Create a new release:

$ git tag -a v0.18.7 -m "Test new automated disk images"

Push release:

$ git push origin v0.18.7

Delete a broken release

$ git tag -d v0.18.5                         [±master ✓]
Deleted tag 'v0.18.5' (was 9b86c39)

$ git push --delete origin v0.18.5           [±master ✓]

Directories and files explained

In this section, we'll explain the different directories and files that are present in a Raspberry Pi with Anthias installed.

/home/${USER}/anthias/

  • All of the files and folders from the Github repo should be cloned into this directory.
  • On installations created before the rename, this directory is /home/${USER}/screenly/ — the installer migrates it to anthias/ on upgrade and leaves a back-compat symlink at the old path for one release.

/home/${USER}/.anthias/

  • default_assets.yml — configuration file which contains the default assets that get added to the assets list if enabled
  • anthias.conf — configuration file for web interface settings
  • anthias.db database file containing current assets information.
  • On pre-rename installations this directory is ~/.screenly/ containing screenly.conf / screenly.db; the installer migrates them.

/etc/systemd/system/

  • anthias-host-agent.service — starts the Python script host_agent.py, which subscribes from the Redis component and performs a system call to shutdown or reboot the device when the message is received.

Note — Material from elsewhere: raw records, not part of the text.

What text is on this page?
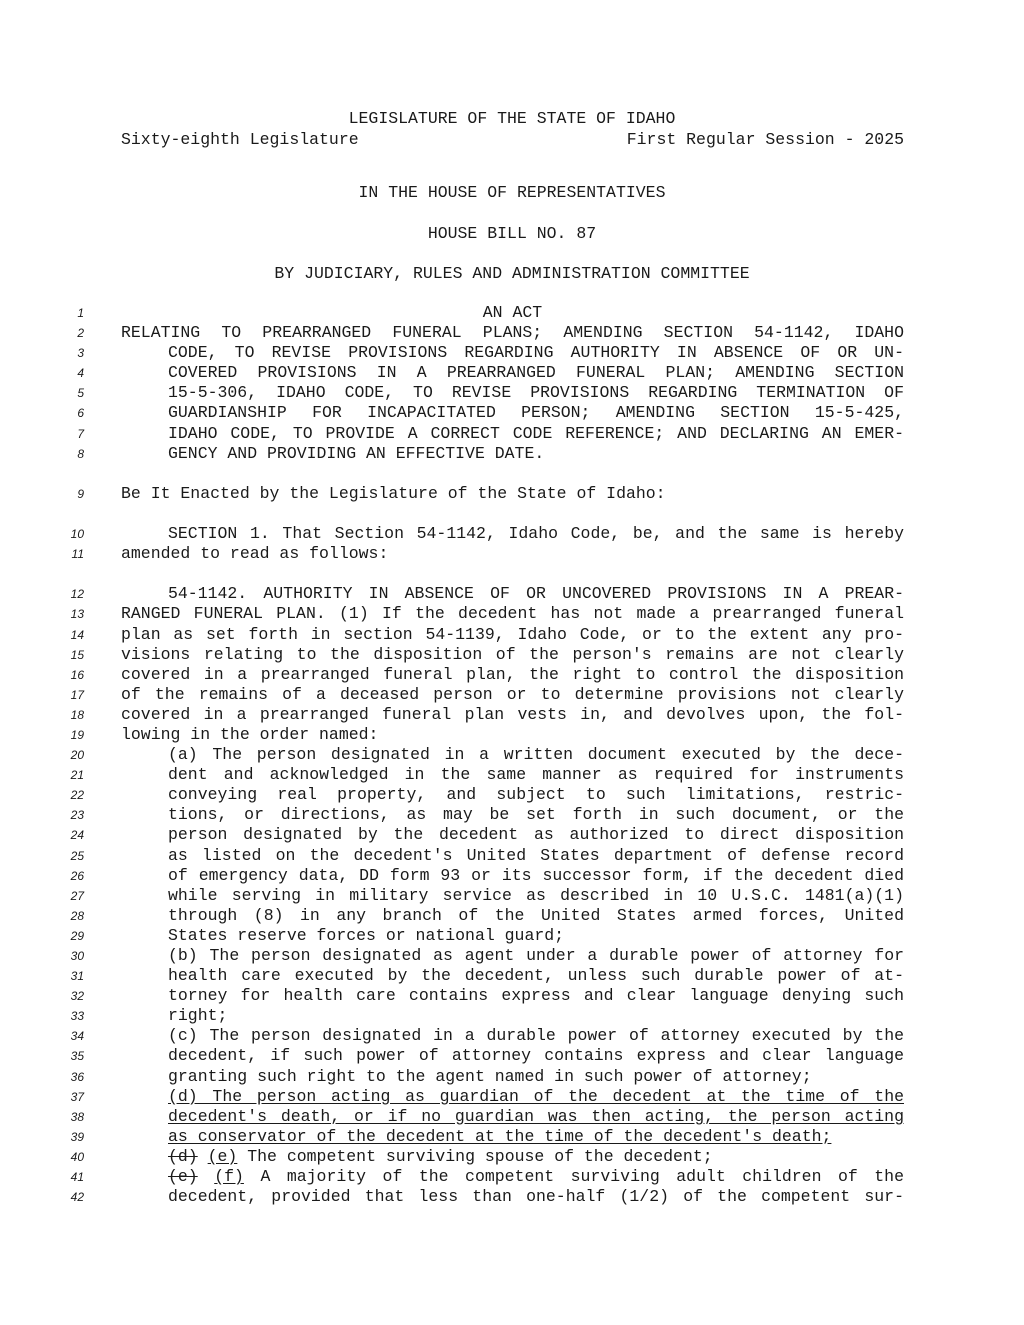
LEGISLATURE OF THE STATE OF IDAHO
Sixty-eighth Legislature	First Regular Session - 2025
IN THE HOUSE OF REPRESENTATIVES
HOUSE BILL NO. 87
BY JUDICIARY, RULES AND ADMINISTRATION COMMITTEE
1	AN ACT
2 RELATING TO PREARRANGED FUNERAL PLANS; AMENDING SECTION 54-1142, IDAHO
3	CODE, TO REVISE PROVISIONS REGARDING AUTHORITY IN ABSENCE OF OR UN-
4	COVERED PROVISIONS IN A PREARRANGED FUNERAL PLAN; AMENDING SECTION
5	15-5-306, IDAHO CODE, TO REVISE PROVISIONS REGARDING TERMINATION OF
6	GUARDIANSHIP FOR INCAPACITATED PERSON; AMENDING SECTION 15-5-425,
7	IDAHO CODE, TO PROVIDE A CORRECT CODE REFERENCE; AND DECLARING AN EMER-
8	GENCY AND PROVIDING AN EFFECTIVE DATE.
9 Be It Enacted by the Legislature of the State of Idaho:
10	SECTION 1. That Section 54-1142, Idaho Code, be, and the same is hereby
11 amended to read as follows:
12	54-1142. AUTHORITY IN ABSENCE OF OR UNCOVERED PROVISIONS IN A PREAR-
13 RANGED FUNERAL PLAN. (1) If the decedent has not made a prearranged funeral
14 plan as set forth in section 54-1139, Idaho Code, or to the extent any pro-
15 visions relating to the disposition of the person's remains are not clearly
16 covered in a prearranged funeral plan, the right to control the disposition
17 of the remains of a deceased person or to determine provisions not clearly
18 covered in a prearranged funeral plan vests in, and devolves upon, the fol-
19 lowing in the order named:
20	(a) The person designated in a written document executed by the dece-
21	dent and acknowledged in the same manner as required for instruments
22	conveying real property, and subject to such limitations, restric-
23	tions, or directions, as may be set forth in such document, or the
24	person designated by the decedent as authorized to direct disposition
25	as listed on the decedent's United States department of defense record
26	of emergency data, DD form 93 or its successor form, if the decedent died
27	while serving in military service as described in 10 U.S.C. 1481(a)(1)
28	through (8) in any branch of the United States armed forces, United
29	States reserve forces or national guard;
30	(b) The person designated as agent under a durable power of attorney for
31	health care executed by the decedent, unless such durable power of at-
32	torney for health care contains express and clear language denying such
33	right;
34	(c) The person designated in a durable power of attorney executed by the
35	decedent, if such power of attorney contains express and clear language
36	granting such right to the agent named in such power of attorney;
37	(d) The person acting as guardian of the decedent at the time of the
38	decedent's death, or if no guardian was then acting, the person acting
39	as conservator of the decedent at the time of the decedent's death;
40	(d) (e) The competent surviving spouse of the decedent;
41	(e) (f) A majority of the competent surviving adult children of the
42	decedent, provided that less than one-half (1/2) of the competent sur-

/etc/sudoers.d/anthias_overrides

  • sudoers configuration file that allows pi user to execute certain sudo commands without being a superuser (i.e., root)

/usr/share/plymouth/themes/anthias

  • anthias.plymouth — Plymouth config file (sets module name, ImageDir and ScriptFile dir)
  • anthias.script plymouth script file that loads and scales the splash screen image during the boot process
  • splashscreen.png — the spash screen image that is displayed during the boot process

Debugging the Anthias WebView

export QT_LOGGING_DEBUG=1
export QT_LOGGING_RULES="*.debug=true"
export QT_QPA_EGLFS_DEBUG=1

The Anthias WebView is a custom-built web browser based on the Qt toolkit framework. The browser is assembled with a Dockerfile and built by a webview/build_qt#.sh script.